Here are some of the things we decided while driving about:

  1. Virtual reality is neat and it is really, truly, finally coming. I’ll be able to put on a helmet and see a different world, be able to put virtual objects in places and move through them instead of working in a two dimensional environment. Our brains are wired for this: we are supposed to live in a 3D world. When this happens, the whole world will accelerate (again) as we share our mindscapes with other people. Motion sensitive people beware (that would be me, I get carsick just by thinking about being in a car).
  2. Augmented reality, where you see the real world with information overlaid on it, is also coming. The physical world will become a playground, mashed up with our mental models. Google glass is dorktastic but only the start.

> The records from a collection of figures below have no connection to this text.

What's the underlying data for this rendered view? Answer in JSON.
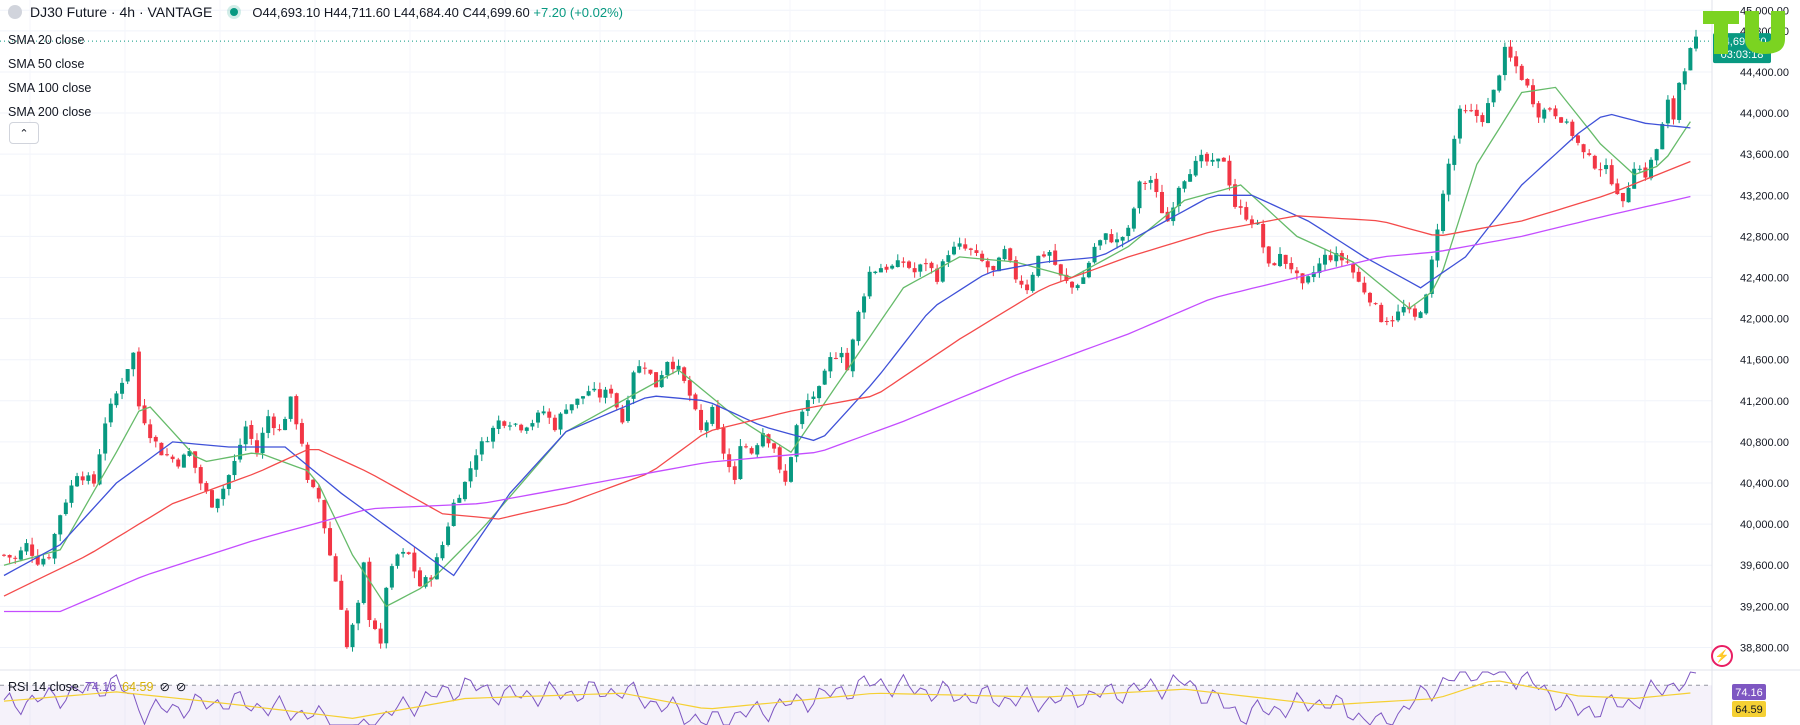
{
  "header": {
    "symbol": "DJ30 Future · 4h · VANTAGE",
    "open": "O44,693.10",
    "high": "H44,711.60",
    "low": "L44,684.40",
    "close": "C44,699.60",
    "change": "+7.20 (+0.02%)"
  },
  "indicators": [
    "SMA 20 close",
    "SMA 50 close",
    "SMA 100 close",
    "SMA 200 close"
  ],
  "rsi_legend": {
    "name": "RSI 14 close",
    "value": "74.16",
    "ma_value": "64.59"
  },
  "price_tag": {
    "price": "44,699.60",
    "countdown": "03:03:18"
  },
  "colors": {
    "up": "#089981",
    "down": "#f23645",
    "sma20": "#66bb6a",
    "sma50": "#3f51d8",
    "sma100": "#f44b4b",
    "sma200": "#c44dff",
    "rsi": "#7e57c2",
    "rsi_ma": "#f5d033",
    "rsi_tag": "#7e57c2",
    "rsi_ma_tag": "#f5d033"
  },
  "icons": [
    "info-circle-icon",
    "live-dot-icon",
    "chevron-up-icon",
    "eye-off-icon",
    "tradingview-logo-icon",
    "flash-icon"
  ],
  "chart_data": {
    "type": "candlestick",
    "y_axis_ticks": [
      "38,800.00",
      "39,200.00",
      "39,600.00",
      "40,000.00",
      "40,400.00",
      "40,800.00",
      "41,200.00",
      "41,600.00",
      "42,000.00",
      "42,400.00",
      "42,800.00",
      "43,200.00",
      "43,600.00",
      "44,000.00",
      "44,400.00",
      "44,800.00",
      "45,000.00"
    ],
    "ylim": [
      38600,
      45100
    ],
    "last_price": 44699.6,
    "close_path": [
      [
        0,
        39700
      ],
      [
        2,
        39660
      ],
      [
        4,
        39800
      ],
      [
        6,
        39640
      ],
      [
        8,
        39700
      ],
      [
        10,
        40100
      ],
      [
        13,
        40500
      ],
      [
        16,
        40400
      ],
      [
        18,
        41000
      ],
      [
        21,
        41400
      ],
      [
        23,
        41660
      ],
      [
        24,
        41150
      ],
      [
        26,
        40880
      ],
      [
        28,
        40700
      ],
      [
        31,
        40600
      ],
      [
        33,
        40700
      ],
      [
        35,
        40400
      ],
      [
        37,
        40200
      ],
      [
        39,
        40350
      ],
      [
        41,
        40600
      ],
      [
        43,
        40950
      ],
      [
        45,
        40700
      ],
      [
        47,
        41050
      ],
      [
        49,
        40900
      ],
      [
        51,
        41200
      ],
      [
        53,
        40800
      ],
      [
        54,
        40400
      ],
      [
        56,
        40250
      ],
      [
        58,
        39700
      ],
      [
        60,
        39200
      ],
      [
        61,
        38800
      ],
      [
        63,
        39200
      ],
      [
        64,
        39600
      ],
      [
        65,
        39100
      ],
      [
        66,
        39000
      ],
      [
        67,
        38800
      ],
      [
        68,
        39400
      ],
      [
        70,
        39700
      ],
      [
        72,
        39700
      ],
      [
        74,
        39400
      ],
      [
        76,
        39500
      ],
      [
        78,
        39800
      ],
      [
        80,
        40200
      ],
      [
        82,
        40400
      ],
      [
        84,
        40700
      ],
      [
        86,
        40850
      ],
      [
        88,
        41000
      ],
      [
        90,
        41000
      ],
      [
        92,
        40950
      ],
      [
        94,
        41000
      ],
      [
        96,
        41100
      ],
      [
        98,
        40950
      ],
      [
        100,
        41150
      ],
      [
        102,
        41200
      ],
      [
        104,
        41300
      ],
      [
        106,
        41250
      ],
      [
        108,
        41300
      ],
      [
        110,
        41000
      ],
      [
        112,
        41500
      ],
      [
        114,
        41550
      ],
      [
        116,
        41350
      ],
      [
        118,
        41600
      ],
      [
        120,
        41500
      ],
      [
        122,
        41250
      ],
      [
        124,
        40900
      ],
      [
        126,
        41100
      ],
      [
        128,
        40700
      ],
      [
        130,
        40400
      ],
      [
        131,
        40800
      ],
      [
        133,
        40700
      ],
      [
        135,
        40900
      ],
      [
        137,
        40750
      ],
      [
        138,
        40500
      ],
      [
        139,
        40400
      ],
      [
        141,
        40950
      ],
      [
        143,
        41200
      ],
      [
        145,
        41300
      ],
      [
        147,
        41600
      ],
      [
        149,
        41700
      ],
      [
        150,
        41500
      ],
      [
        152,
        42050
      ],
      [
        154,
        42450
      ],
      [
        156,
        42500
      ],
      [
        158,
        42500
      ],
      [
        160,
        42550
      ],
      [
        162,
        42450
      ],
      [
        164,
        42550
      ],
      [
        166,
        42400
      ],
      [
        168,
        42650
      ],
      [
        170,
        42700
      ],
      [
        172,
        42650
      ],
      [
        174,
        42550
      ],
      [
        176,
        42450
      ],
      [
        178,
        42650
      ],
      [
        180,
        42400
      ],
      [
        182,
        42300
      ],
      [
        184,
        42600
      ],
      [
        186,
        42650
      ],
      [
        188,
        42400
      ],
      [
        190,
        42300
      ],
      [
        192,
        42400
      ],
      [
        194,
        42700
      ],
      [
        196,
        42800
      ],
      [
        198,
        42750
      ],
      [
        200,
        42850
      ],
      [
        202,
        43300
      ],
      [
        204,
        43350
      ],
      [
        206,
        43050
      ],
      [
        207,
        42950
      ],
      [
        209,
        43300
      ],
      [
        211,
        43450
      ],
      [
        213,
        43550
      ],
      [
        215,
        43500
      ],
      [
        217,
        43550
      ],
      [
        219,
        43100
      ],
      [
        221,
        43000
      ],
      [
        223,
        42900
      ],
      [
        225,
        42500
      ],
      [
        227,
        42600
      ],
      [
        229,
        42500
      ],
      [
        231,
        42300
      ],
      [
        233,
        42450
      ],
      [
        235,
        42600
      ],
      [
        237,
        42600
      ],
      [
        239,
        42550
      ],
      [
        241,
        42350
      ],
      [
        243,
        42200
      ],
      [
        245,
        42000
      ],
      [
        247,
        42000
      ],
      [
        249,
        42100
      ],
      [
        251,
        42000
      ],
      [
        253,
        42200
      ],
      [
        255,
        42900
      ],
      [
        257,
        43500
      ],
      [
        259,
        44000
      ],
      [
        261,
        44000
      ],
      [
        263,
        43950
      ],
      [
        265,
        44200
      ],
      [
        267,
        44600
      ],
      [
        269,
        44450
      ],
      [
        271,
        44250
      ],
      [
        273,
        44000
      ],
      [
        275,
        44050
      ],
      [
        277,
        43950
      ],
      [
        279,
        43800
      ],
      [
        281,
        43600
      ],
      [
        283,
        43500
      ],
      [
        285,
        43450
      ],
      [
        287,
        43250
      ],
      [
        288,
        43100
      ],
      [
        290,
        43500
      ],
      [
        292,
        43400
      ],
      [
        294,
        43650
      ],
      [
        296,
        44100
      ],
      [
        297,
        43950
      ],
      [
        298,
        44300
      ],
      [
        299,
        44450
      ],
      [
        300,
        44600
      ],
      [
        301,
        44700
      ]
    ],
    "candle_count": 302,
    "sma_series": [
      {
        "name": "SMA 20 close",
        "points": [
          [
            0,
            39600
          ],
          [
            10,
            39750
          ],
          [
            20,
            40700
          ],
          [
            25,
            41200
          ],
          [
            35,
            40600
          ],
          [
            45,
            40700
          ],
          [
            55,
            40500
          ],
          [
            62,
            39700
          ],
          [
            68,
            39200
          ],
          [
            75,
            39400
          ],
          [
            85,
            39950
          ],
          [
            100,
            40900
          ],
          [
            110,
            41200
          ],
          [
            120,
            41500
          ],
          [
            130,
            41050
          ],
          [
            140,
            40700
          ],
          [
            150,
            41500
          ],
          [
            160,
            42300
          ],
          [
            170,
            42600
          ],
          [
            180,
            42550
          ],
          [
            190,
            42400
          ],
          [
            200,
            42700
          ],
          [
            210,
            43150
          ],
          [
            220,
            43300
          ],
          [
            230,
            42800
          ],
          [
            240,
            42550
          ],
          [
            250,
            42100
          ],
          [
            255,
            42300
          ],
          [
            262,
            43500
          ],
          [
            270,
            44200
          ],
          [
            276,
            44250
          ],
          [
            284,
            43700
          ],
          [
            290,
            43400
          ],
          [
            295,
            43500
          ],
          [
            301,
            44000
          ]
        ]
      },
      {
        "name": "SMA 50 close",
        "points": [
          [
            0,
            39500
          ],
          [
            10,
            39800
          ],
          [
            20,
            40400
          ],
          [
            30,
            40800
          ],
          [
            40,
            40750
          ],
          [
            50,
            40750
          ],
          [
            60,
            40300
          ],
          [
            70,
            39900
          ],
          [
            80,
            39500
          ],
          [
            90,
            40300
          ],
          [
            100,
            40900
          ],
          [
            115,
            41250
          ],
          [
            125,
            41200
          ],
          [
            135,
            40950
          ],
          [
            145,
            40800
          ],
          [
            155,
            41400
          ],
          [
            165,
            42100
          ],
          [
            175,
            42450
          ],
          [
            185,
            42550
          ],
          [
            195,
            42600
          ],
          [
            205,
            42900
          ],
          [
            215,
            43200
          ],
          [
            222,
            43200
          ],
          [
            232,
            42950
          ],
          [
            242,
            42600
          ],
          [
            252,
            42300
          ],
          [
            260,
            42600
          ],
          [
            270,
            43300
          ],
          [
            280,
            43800
          ],
          [
            285,
            44000
          ],
          [
            292,
            43900
          ],
          [
            301,
            43850
          ]
        ]
      },
      {
        "name": "SMA 100 close",
        "points": [
          [
            0,
            39300
          ],
          [
            15,
            39700
          ],
          [
            30,
            40200
          ],
          [
            45,
            40500
          ],
          [
            55,
            40750
          ],
          [
            65,
            40500
          ],
          [
            78,
            40100
          ],
          [
            88,
            40050
          ],
          [
            100,
            40200
          ],
          [
            115,
            40500
          ],
          [
            125,
            40900
          ],
          [
            140,
            41100
          ],
          [
            155,
            41250
          ],
          [
            170,
            41800
          ],
          [
            185,
            42300
          ],
          [
            200,
            42600
          ],
          [
            215,
            42850
          ],
          [
            230,
            43000
          ],
          [
            245,
            42950
          ],
          [
            255,
            42800
          ],
          [
            270,
            42950
          ],
          [
            285,
            43200
          ],
          [
            301,
            43550
          ]
        ]
      },
      {
        "name": "SMA 200 close",
        "points": [
          [
            0,
            39150
          ],
          [
            10,
            39150
          ],
          [
            25,
            39500
          ],
          [
            45,
            39850
          ],
          [
            65,
            40150
          ],
          [
            85,
            40200
          ],
          [
            105,
            40400
          ],
          [
            125,
            40600
          ],
          [
            145,
            40700
          ],
          [
            160,
            41000
          ],
          [
            180,
            41450
          ],
          [
            200,
            41850
          ],
          [
            215,
            42200
          ],
          [
            230,
            42400
          ],
          [
            245,
            42600
          ],
          [
            255,
            42650
          ],
          [
            270,
            42800
          ],
          [
            285,
            43000
          ],
          [
            301,
            43200
          ]
        ]
      }
    ],
    "rsi": {
      "name": "RSI 14 close",
      "last": 74.16,
      "ma_last": 64.59,
      "ylim": [
        40,
        80
      ],
      "bands": [
        30,
        70
      ],
      "points": [
        [
          0,
          55
        ],
        [
          10,
          62
        ],
        [
          20,
          72
        ],
        [
          25,
          50
        ],
        [
          40,
          58
        ],
        [
          55,
          48
        ],
        [
          62,
          32
        ],
        [
          70,
          52
        ],
        [
          82,
          70
        ],
        [
          90,
          62
        ],
        [
          110,
          66
        ],
        [
          125,
          42
        ],
        [
          140,
          56
        ],
        [
          155,
          72
        ],
        [
          170,
          62
        ],
        [
          185,
          58
        ],
        [
          200,
          66
        ],
        [
          210,
          72
        ],
        [
          220,
          48
        ],
        [
          235,
          58
        ],
        [
          245,
          40
        ],
        [
          255,
          70
        ],
        [
          262,
          82
        ],
        [
          270,
          76
        ],
        [
          280,
          50
        ],
        [
          290,
          58
        ],
        [
          296,
          70
        ],
        [
          301,
          74
        ]
      ],
      "ma_points": [
        [
          0,
          58
        ],
        [
          20,
          65
        ],
        [
          40,
          56
        ],
        [
          62,
          45
        ],
        [
          82,
          60
        ],
        [
          110,
          64
        ],
        [
          125,
          52
        ],
        [
          155,
          64
        ],
        [
          185,
          61
        ],
        [
          210,
          67
        ],
        [
          235,
          55
        ],
        [
          255,
          60
        ],
        [
          265,
          74
        ],
        [
          280,
          62
        ],
        [
          290,
          60
        ],
        [
          301,
          64.6
        ]
      ]
    }
  }
}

  3. To get AR and VR to really work, we need to interact with the items that are not really there. Haptic feedback must come soon, driven by the virtual environments. C wants a glove that will make him believe he is holding a tennis ball when he is wearing an Occulus Rift VR headset. We talked about balance muscle wires, small solenoids (to put pressure on the fingertips), and those bed of nails things you see at museum stores with actuators.
  4. The iphone’s new 64 bit architecture is strange and interesting. Why does it need that much computing power? What purpose does it serve?

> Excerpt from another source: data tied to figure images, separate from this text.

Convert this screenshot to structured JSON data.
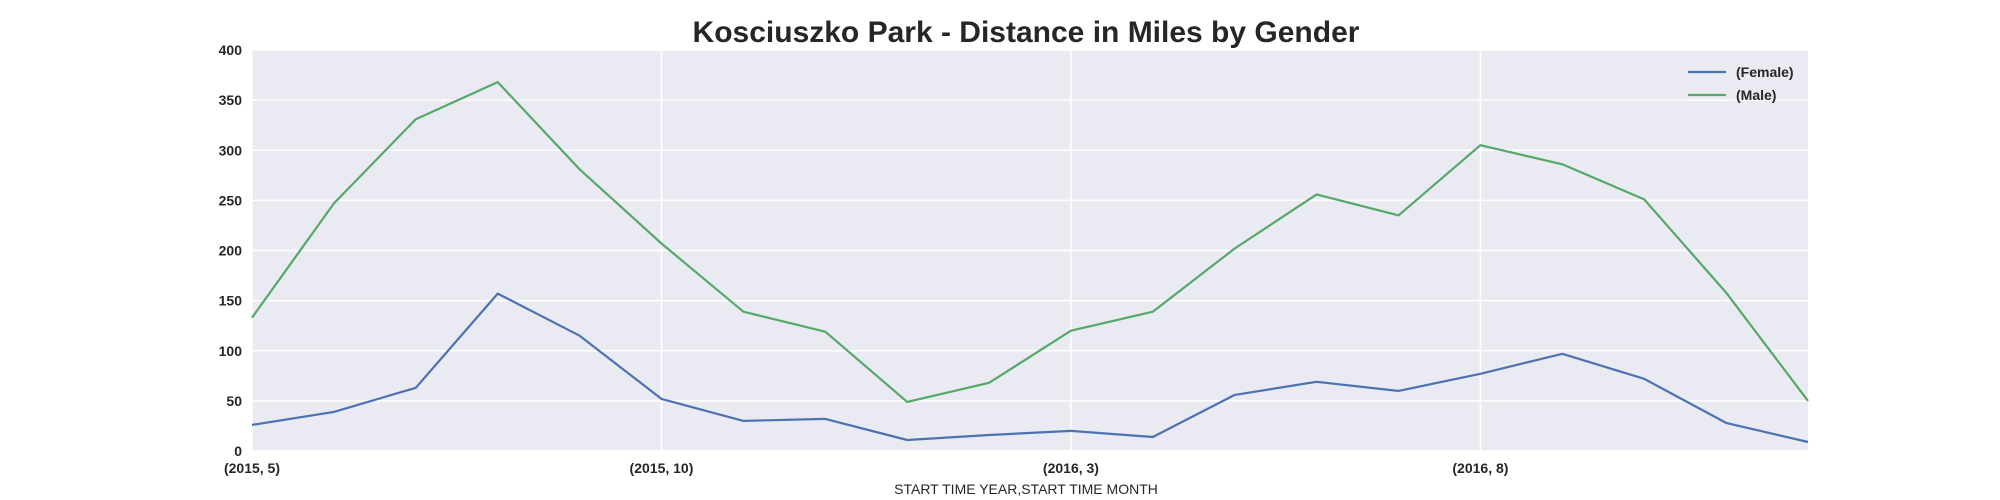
{
  "chart_data": {
    "type": "line",
    "title": "Kosciuszko Park - Distance in Miles by Gender",
    "xlabel": "START TIME YEAR,START TIME MONTH",
    "ylabel": "",
    "x": [
      "(2015, 5)",
      "(2015, 6)",
      "(2015, 7)",
      "(2015, 8)",
      "(2015, 9)",
      "(2015, 10)",
      "(2015, 11)",
      "(2015, 12)",
      "(2016, 1)",
      "(2016, 2)",
      "(2016, 3)",
      "(2016, 4)",
      "(2016, 5)",
      "(2016, 6)",
      "(2016, 7)",
      "(2016, 8)",
      "(2016, 9)",
      "(2016, 10)",
      "(2016, 11)",
      "(2016, 12)"
    ],
    "xticks": [
      "(2015, 5)",
      "(2015, 10)",
      "(2016, 3)",
      "(2016, 8)"
    ],
    "ylim": [
      0,
      400
    ],
    "yticks": [
      0,
      50,
      100,
      150,
      200,
      250,
      300,
      350,
      400
    ],
    "grid": true,
    "legend_position": "top-right",
    "series": [
      {
        "name": "(Female)",
        "color": "#4c72b0",
        "values": [
          26,
          39,
          63,
          157,
          115,
          52,
          30,
          32,
          11,
          16,
          20,
          14,
          56,
          69,
          60,
          77,
          97,
          72,
          28,
          9
        ]
      },
      {
        "name": "(Male)",
        "color": "#55a868",
        "values": [
          133,
          247,
          331,
          368,
          281,
          207,
          139,
          119,
          49,
          68,
          120,
          139,
          202,
          256,
          235,
          305,
          286,
          251,
          158,
          50
        ]
      }
    ]
  },
  "colors": {
    "plot_background": "#eaeaf2",
    "grid": "#ffffff",
    "text": "#262626"
  }
}
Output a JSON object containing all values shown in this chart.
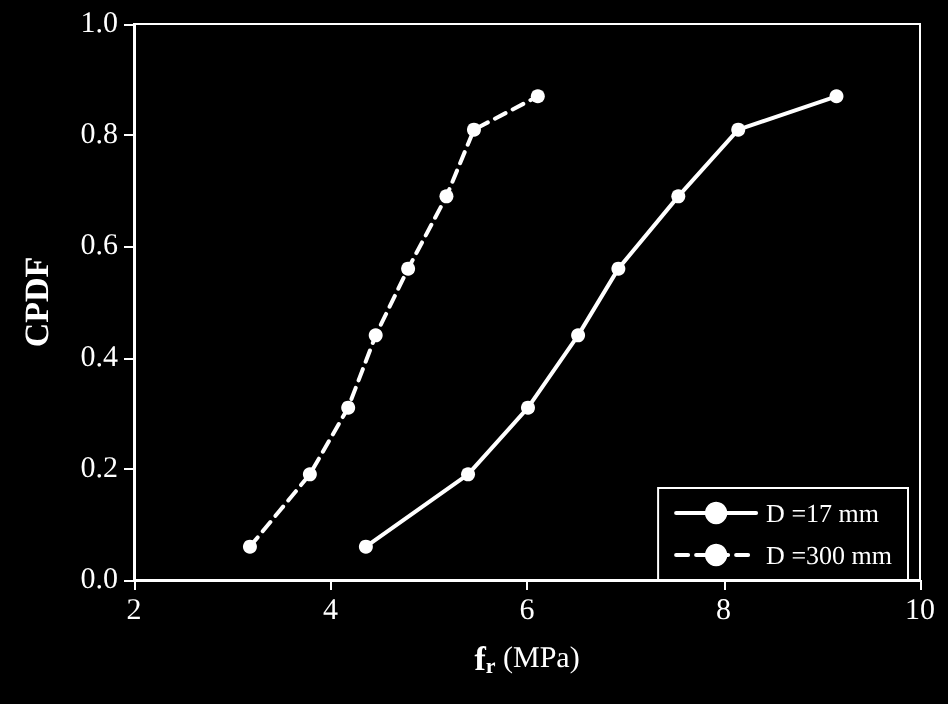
{
  "chart_data": {
    "type": "line",
    "xlabel": "f$_{r}$ (MPa)",
    "ylabel": "CPDF",
    "xlim": [
      2,
      10
    ],
    "xticks": [
      2,
      4,
      6,
      8,
      10
    ],
    "ylim": [
      0,
      1
    ],
    "yticks": [
      {
        "value": 0,
        "label": "0.0"
      },
      0.2,
      0.4,
      0.6,
      0.8,
      {
        "value": 1,
        "label": "1.0"
      }
    ],
    "grid": false,
    "legend": "bottom right",
    "marker": "circle",
    "series": [
      {
        "name": "D =17 mm",
        "color": "#ffffff",
        "line_style": "solid",
        "x": [
          4.36,
          5.4,
          6.01,
          6.52,
          6.93,
          7.54,
          8.15,
          9.15
        ],
        "values": [
          0.06,
          0.19,
          0.31,
          0.44,
          0.56,
          0.69,
          0.81,
          0.87
        ]
      },
      {
        "name": "D =300 mm",
        "color": "#ffffff",
        "line_style": "dashed",
        "x": [
          3.18,
          3.79,
          4.18,
          4.46,
          4.79,
          5.18,
          5.46,
          6.11
        ],
        "values": [
          0.06,
          0.19,
          0.31,
          0.44,
          0.56,
          0.69,
          0.81,
          0.87
        ]
      }
    ]
  }
}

    1. First, the oomph will make it more usable as an enterprise (and government) device. It has three factor authentication now (something you have: the phone; something you know: a password; something you are: your fingerprint… and probably your voiceprint).
    2. The new iphone 64 bit architecture is on the path to the phone replacing computers. Now all they need is a generic dock (one for work, one for home) that has a keyboard and display. Then all your computer information comes and goes with you, all the time. No more laptops. No more computers. Your phone is everything, including your ID.
    3. Finally, the additional iphone computing power comes into play as a game console (like Wii, Playstation, even PCs). Add a game controller, plug the iphone into your TV, and have a serious physics engine simulate a system with intelligent agents.
  5. Energy harvesting is neat. We used to have it with solar powered calculators but now our devices are too powerful (and power hungry). The harvesting technology is coming, probably over the next five years. I think it will hit consumers in augmentation of battery devices (making them last longer), not eliminating batteries entirely. We agree that energy harvesting is more interesting in small, pervasive devices; it is less interesting in large scale energy generation where more traditional sources will continue to improve (e.g. wind, solar).

 

We’ll see how these turn out. And what are we missing?